Ce que nous appelons conscience résulte donc d’un effort vers la conscience de soi : le moi graduellement devient conscient d’être lui-même, indépendamment de certains rôles qu’il joue, de leurs associations et dissociations ; en s’affranchis­sant de ces objets un à un, il affirme qu’il est un moi, même sans ces objets. Or, nous avons déjà vu, et nous reverrons en détail, que le moi n’est pas autre chose que des vibrations (associations-dissociations) entre deux pôles, qui ont pris le corps d’une entité ; donc plus le moi devient cons­cient de soi-même, plus il se défait : il se dévore véritablement. En effet la conscience de soi n’est qu’une illusion, l’affirmation « je suis moi indépendamment de mes rôles » émane de la per­ception de soi qui résulte de rôles sous-conscients, de rôles dont on ne sait pas qu’ils sont des rôles, c’est-à-dire encore que cette affirmation émane d’un personnage qui se compose de tout ce dont il n’a pas encore douté, d’un personnage qui n’est que partiellement défait. L’affirmation moi qui sub­siste, s’appuie sur ce qui reste encore debout de son édifice croulant…
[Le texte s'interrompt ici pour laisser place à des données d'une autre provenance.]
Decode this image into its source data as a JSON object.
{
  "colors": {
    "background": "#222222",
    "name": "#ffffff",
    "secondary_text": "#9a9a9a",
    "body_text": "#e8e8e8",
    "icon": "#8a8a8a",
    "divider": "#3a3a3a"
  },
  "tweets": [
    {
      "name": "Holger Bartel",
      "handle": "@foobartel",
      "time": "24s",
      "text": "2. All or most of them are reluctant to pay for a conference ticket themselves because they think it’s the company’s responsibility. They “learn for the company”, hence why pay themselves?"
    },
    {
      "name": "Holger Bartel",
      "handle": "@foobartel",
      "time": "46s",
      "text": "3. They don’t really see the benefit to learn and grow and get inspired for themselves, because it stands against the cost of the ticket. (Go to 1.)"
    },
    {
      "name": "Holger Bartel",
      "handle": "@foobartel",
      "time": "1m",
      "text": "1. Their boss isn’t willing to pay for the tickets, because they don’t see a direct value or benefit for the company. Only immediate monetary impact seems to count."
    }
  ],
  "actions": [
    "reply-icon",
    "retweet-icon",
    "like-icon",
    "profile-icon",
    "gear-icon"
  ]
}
Carlo Suarès : L'évolution du subjectif dans la nature

La naissance de la liberté, est la naissance de ca­ractères isolés, individuels, qui affranchissent le sujet des réactions rigoureusement déterminées de l’espèce. Cela ne veut dire aucunement que ces réactions individuelles ne sont pas déterminées, mais elles le sont par des causes qui sont devenues individuelles. Ce je se met à avoir des réactions qui lui sont propres, il devient à lui tout seul une nou­velle espèce. Mais du fait qu’il s’applique dès lors à protéger et à faire durer son équilibre, (son je, ses réactions particulières), il s’oppose à l’équilibre plus général qu’il désire atteindre, il s’oppose à sa propre essence, et sa liberté devient cela même: qui l’enchaîne.